Dieses Wort und das Bild treffen uns. Die allermeisten Tode sind zufällig, unzeitig, unverdient, viel zu früh. Zwar wächst die Zahl derer, die ein hohes Alter erreichen, aber wie vielen ist es tatsächlich vergönnt, nach einem erfüllten Leben - unsere Vorfahren sagten: lebenssatt- gleichsam selbstverständlich getröstet und zufrieden abzutreten? Und in was für einen Abgrund stürzt selbst der friedlichste Tod eines lieben Menschen Familie und Freunde?

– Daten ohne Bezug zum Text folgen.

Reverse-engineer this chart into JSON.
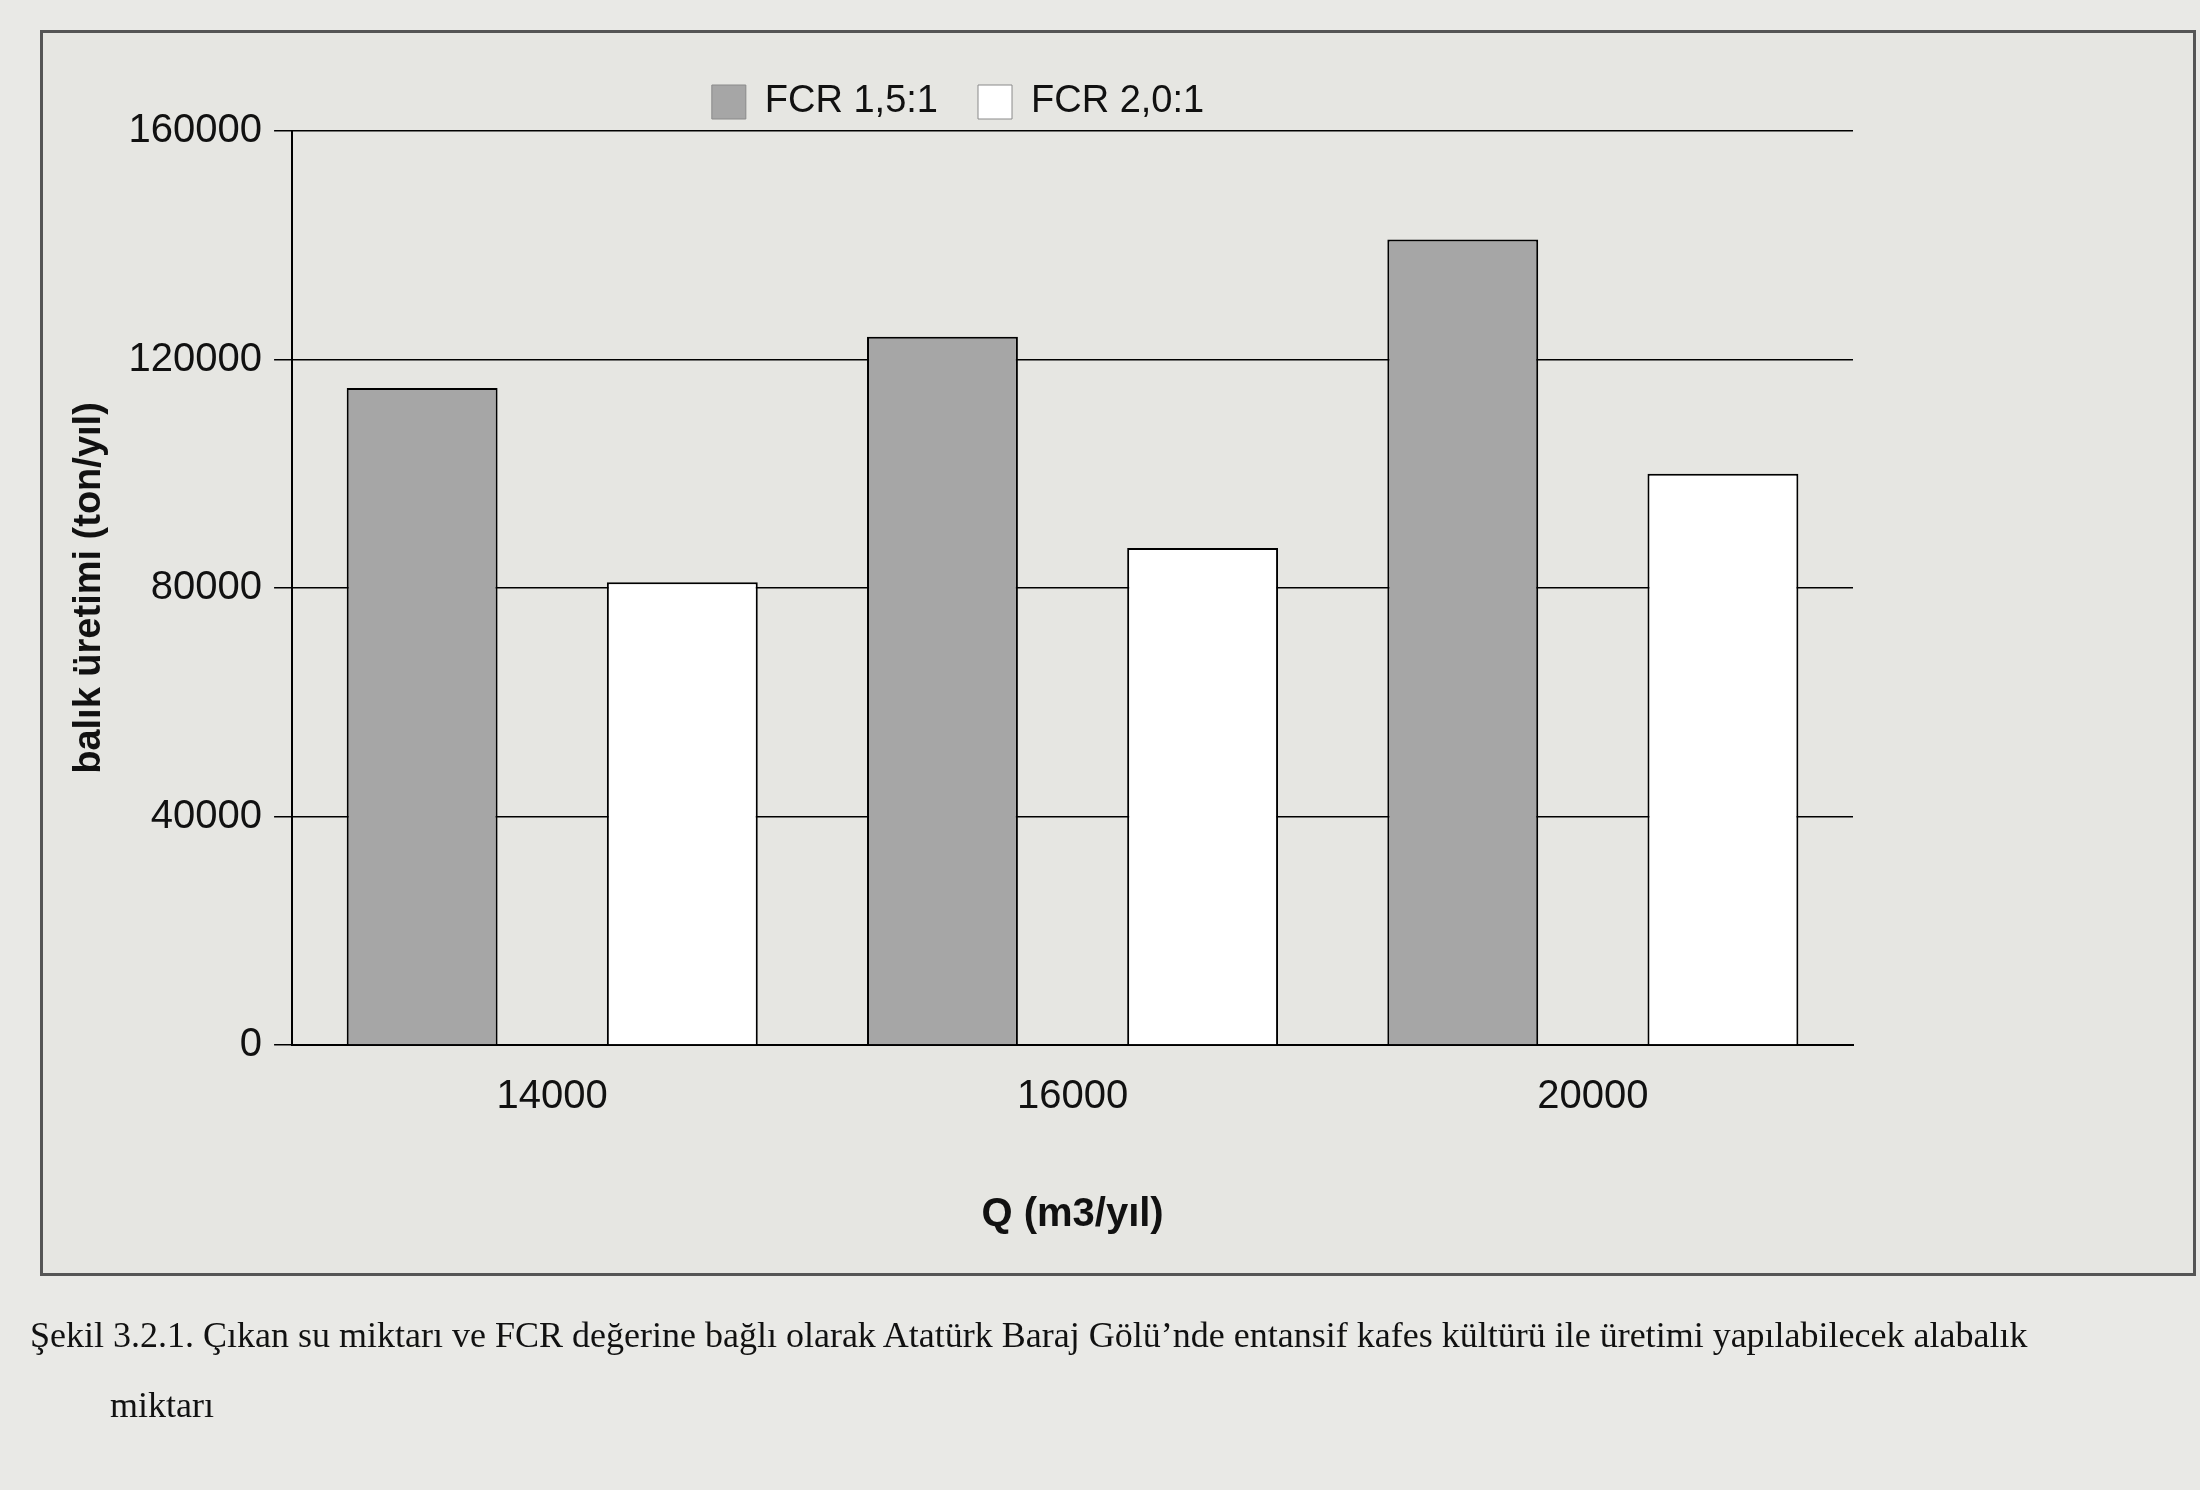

Nein, sterben wollen wir alle nicht. Nicht der Urlauber, dessen Lebensuhr in einem Hotelzimmer abläuft. Nicht der Rentner, der wie so schrecklich viele in diesem Jahr unweit des Strandes im Meer ertrinkt; ganz gewiß nicht der Radfahrer, der seine Kräfte in der Gluthitze des Sommers auf Mallorca falsch eingeschätzt hat und unterwegs, von seinen Mitradlern fast unbemerkt, am Herzinfarkt verstirbt; ganz gewiß nicht das Opfer einer feigen Mordtat, wie es sie auch bisweilen auf dieser Insel der guten Laune gibt. Und selbst der Tod von eigener Hand ist ja nichts anderes als ein Schrei nach Leben, nach dem Leben, welches sich irgendwie trotz allen Bemühens nicht leben ließ.

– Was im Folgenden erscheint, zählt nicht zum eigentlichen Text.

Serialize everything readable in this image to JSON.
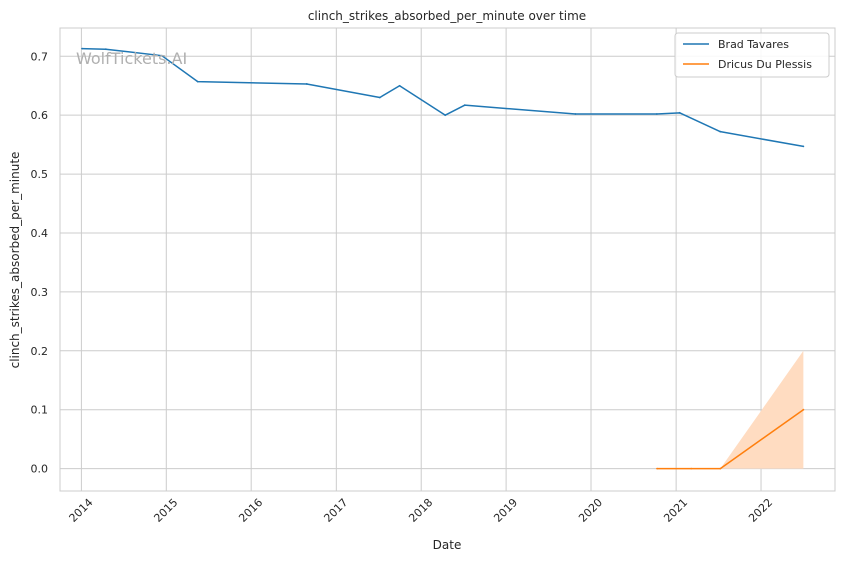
{
  "chart_data": {
    "type": "line",
    "title": "clinch_strikes_absorbed_per_minute over time",
    "xlabel": "Date",
    "ylabel": "clinch_strikes_absorbed_per_minute",
    "x_ticks": [
      "2014",
      "2015",
      "2016",
      "2017",
      "2018",
      "2019",
      "2020",
      "2021",
      "2022"
    ],
    "y_ticks": [
      "0.0",
      "0.1",
      "0.2",
      "0.3",
      "0.4",
      "0.5",
      "0.6",
      "0.7"
    ],
    "xlim": [
      "2013-10-01",
      "2022-11-15"
    ],
    "ylim": [
      -0.038,
      0.748
    ],
    "grid": true,
    "legend_position": "top-right",
    "watermark": "WolfTickets.AI",
    "series": [
      {
        "name": "Brad Tavares",
        "color": "#1f77b4",
        "points": [
          {
            "x": "2014-01-04",
            "y": 0.713
          },
          {
            "x": "2014-04-16",
            "y": 0.712
          },
          {
            "x": "2014-12-13",
            "y": 0.701
          },
          {
            "x": "2015-05-16",
            "y": 0.657
          },
          {
            "x": "2016-08-27",
            "y": 0.653
          },
          {
            "x": "2017-07-07",
            "y": 0.63
          },
          {
            "x": "2017-09-30",
            "y": 0.65
          },
          {
            "x": "2018-04-14",
            "y": 0.6
          },
          {
            "x": "2018-07-07",
            "y": 0.617
          },
          {
            "x": "2019-10-26",
            "y": 0.602
          },
          {
            "x": "2020-10-10",
            "y": 0.602
          },
          {
            "x": "2021-01-16",
            "y": 0.604
          },
          {
            "x": "2021-07-10",
            "y": 0.572
          },
          {
            "x": "2022-07-02",
            "y": 0.547
          }
        ]
      },
      {
        "name": "Dricus Du Plessis",
        "color": "#ff7f0e",
        "band_color": "#ffdcc1",
        "points": [
          {
            "x": "2020-10-11",
            "y": 0.0,
            "lo": 0.0,
            "hi": 0.0
          },
          {
            "x": "2021-03-07",
            "y": 0.0,
            "lo": 0.0,
            "hi": 0.0
          },
          {
            "x": "2021-07-10",
            "y": 0.0,
            "lo": 0.0,
            "hi": 0.0
          },
          {
            "x": "2022-07-02",
            "y": 0.1,
            "lo": 0.0,
            "hi": 0.2
          }
        ]
      }
    ]
  }
}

Vielen Menschen ist heutzutage das Thema Tod so unangenehm, daß sie fast hysterisch alles abwehren, was damit zu tun hat. Anonymes Sterben im Krankenhaus ohne Familie, anonyme Bestattungen ohne Abschiednehmen durch Verwandte und Freunde, Verdunstung der Erinnerung an Verstorbene sind Zeichen unserer Zeit. Die Auflösung vieler Bindungen familiärer und religiöser Art hat dem Tod und dem Umgang mit ihm die rituelle Selbstverständlichkeit genommen, die ihn früher Teil des Lebens sein ließ. An seine Stelle ist vielfach nur ein großes NICHTS getreten, gleichsam ein achselzuckendes Schließen eines Kontoblatts.

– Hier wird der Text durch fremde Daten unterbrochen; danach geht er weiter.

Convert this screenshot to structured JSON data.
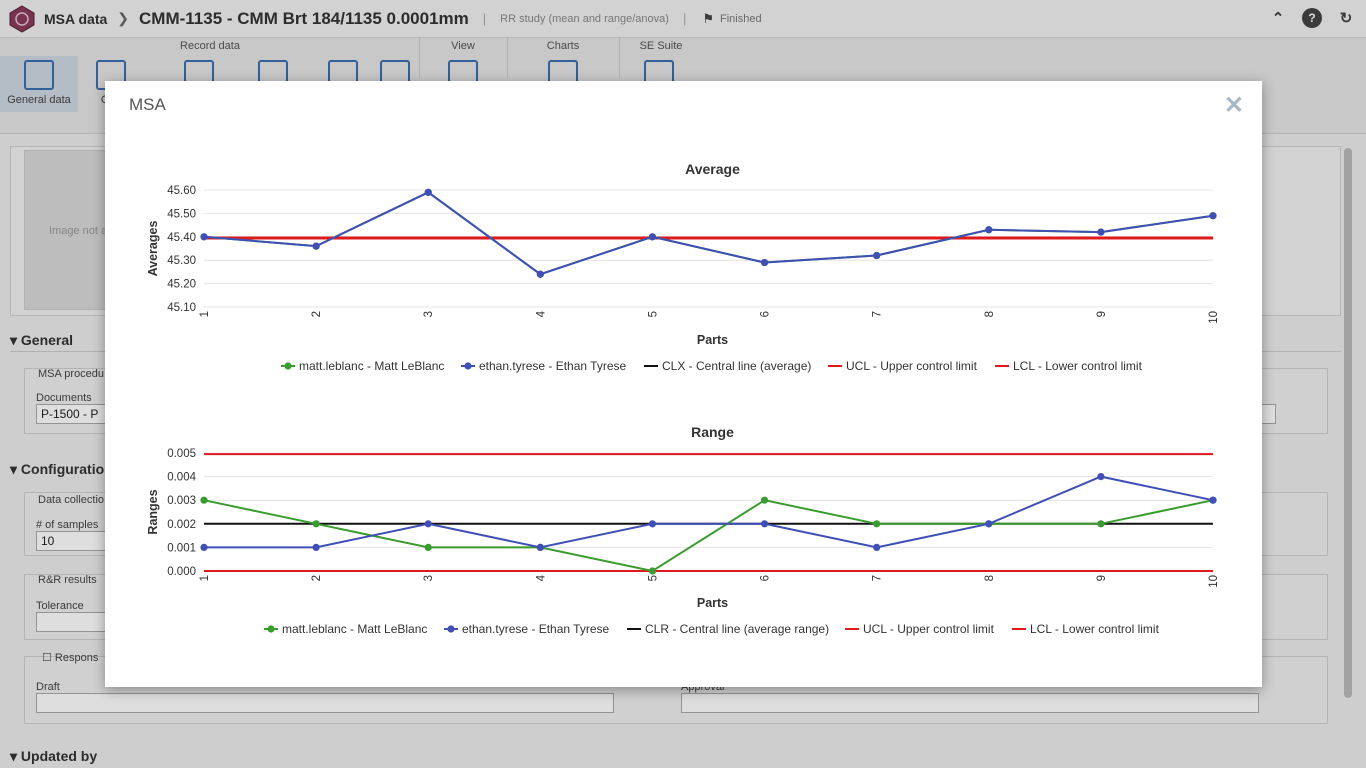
{
  "topbar": {
    "app_name": "MSA data",
    "record_title": "CMM-1135 - CMM Brt 184/1135 0.0001mm",
    "study_type": "RR study (mean and range/anova)",
    "status": "Finished"
  },
  "ribbon": {
    "groups": [
      "Record data",
      "View",
      "Charts",
      "SE Suite"
    ],
    "general_data_label": "General data",
    "charts_label_partial": "Cha"
  },
  "background": {
    "image_placeholder": "Image not a",
    "sections": {
      "general": "General",
      "configuration": "Configuratio",
      "updated_by": "Updated by"
    },
    "msa_procedure_label": "MSA procedu",
    "documents_label": "Documents",
    "documents_value": "P-1500 - P",
    "data_collection_label": "Data collectio",
    "samples_label": "# of samples",
    "samples_value": "10",
    "rr_results_label": "R&R results",
    "tolerance_label": "Tolerance",
    "responsible_label": "Respons",
    "draft_label": "Draft",
    "approval_label": "Approval"
  },
  "modal": {
    "title": "MSA",
    "close_icon": "close-icon"
  },
  "colors": {
    "green": "#3a9b2f",
    "blue": "#3f4fb5",
    "red": "#e0191d",
    "black": "#111111"
  },
  "chart_data": [
    {
      "type": "line",
      "title": "Average",
      "xlabel": "Parts",
      "ylabel": "Averages",
      "x": [
        "1",
        "2",
        "3",
        "4",
        "5",
        "6",
        "7",
        "8",
        "9",
        "10"
      ],
      "ylim": [
        45.1,
        45.6
      ],
      "yticks": [
        "45.10",
        "45.20",
        "45.30",
        "45.40",
        "45.50",
        "45.60"
      ],
      "series": [
        {
          "name": "matt.leblanc - Matt LeBlanc",
          "color": "#3a9b2f",
          "values": [
            45.4,
            45.36,
            45.59,
            45.24,
            45.4,
            45.29,
            45.32,
            45.43,
            45.42,
            45.49
          ]
        },
        {
          "name": "ethan.tyrese - Ethan Tyrese",
          "color": "#3f4fb5",
          "values": [
            45.4,
            45.36,
            45.59,
            45.24,
            45.4,
            45.29,
            45.32,
            45.43,
            45.42,
            45.49
          ]
        }
      ],
      "lines": [
        {
          "name": "CLX - Central line (average)",
          "color": "#111111",
          "value": 45.395
        },
        {
          "name": "UCL - Upper control limit",
          "color": "#e0191d",
          "value": 45.397
        },
        {
          "name": "LCL - Lower control limit",
          "color": "#e0191d",
          "value": 45.393
        }
      ],
      "grid": true,
      "legend": "bottom"
    },
    {
      "type": "line",
      "title": "Range",
      "xlabel": "Parts",
      "ylabel": "Ranges",
      "x": [
        "1",
        "2",
        "3",
        "4",
        "5",
        "6",
        "7",
        "8",
        "9",
        "10"
      ],
      "ylim": [
        0.0,
        0.005
      ],
      "yticks": [
        "0.000",
        "0.001",
        "0.002",
        "0.003",
        "0.004",
        "0.005"
      ],
      "series": [
        {
          "name": "matt.leblanc - Matt LeBlanc",
          "color": "#3a9b2f",
          "values": [
            0.003,
            0.002,
            0.001,
            0.001,
            0.0,
            0.003,
            0.002,
            0.002,
            0.002,
            0.003
          ]
        },
        {
          "name": "ethan.tyrese - Ethan Tyrese",
          "color": "#3f4fb5",
          "values": [
            0.001,
            0.001,
            0.002,
            0.001,
            0.002,
            0.002,
            0.001,
            0.002,
            0.004,
            0.003
          ]
        }
      ],
      "lines": [
        {
          "name": "CLR - Central line (average range)",
          "color": "#111111",
          "value": 0.002
        },
        {
          "name": "UCL - Upper control limit",
          "color": "#e0191d",
          "value": 0.00495
        },
        {
          "name": "LCL - Lower control limit",
          "color": "#e0191d",
          "value": 0.0
        }
      ],
      "grid": true,
      "legend": "bottom"
    }
  ]
}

Und doch: wir sind heute alle hier. Jeder einzelne von Ihnen hat mindestens einen ganz persönlichen Grund, dieser Gedenkstunde für die seit dem letzten Allerheiligentag auf Mallorca verstorbenen Deutschen beizuwohnen. Viele von Ihnen sind in diesem Jahr in den Abgrund des Todes eines Angehörigen oder Freundes gestürzt worden; von einigen weiß ich persönlich, wie bitter schwer ihnen das geworden ist und wie sehr sie auch jetzt noch leiden. Wer schon geliebte Menschen verloren hat, weiß, daß der Stachel ihres Todes in unserem Herzen mal mehr, mal weniger wehtut er ist aber immer da.

Das kann uns aber, so absurd es zunächst klingen mag, auch Trost sein. Schon auf antiken griechischen Grabstelen sind immer zwei Personen dargestellt: die eine geht dem Tod entgegen, die andere verharrt noch in der Welt. Nicht nur auf dem Grabstein bleiben beide so miteinander in Verbindung wir können uns vorstellen, daß in dieser Weise eine unsichtbare Brücke zwischen Leben und Tod gebaut, ein Band der Erinnerung und des Bewahrens dessen, was ein menschliches Leben ausmacht, von einer Generation an die andere bis an uns in unsere Tage weitergereicht wird.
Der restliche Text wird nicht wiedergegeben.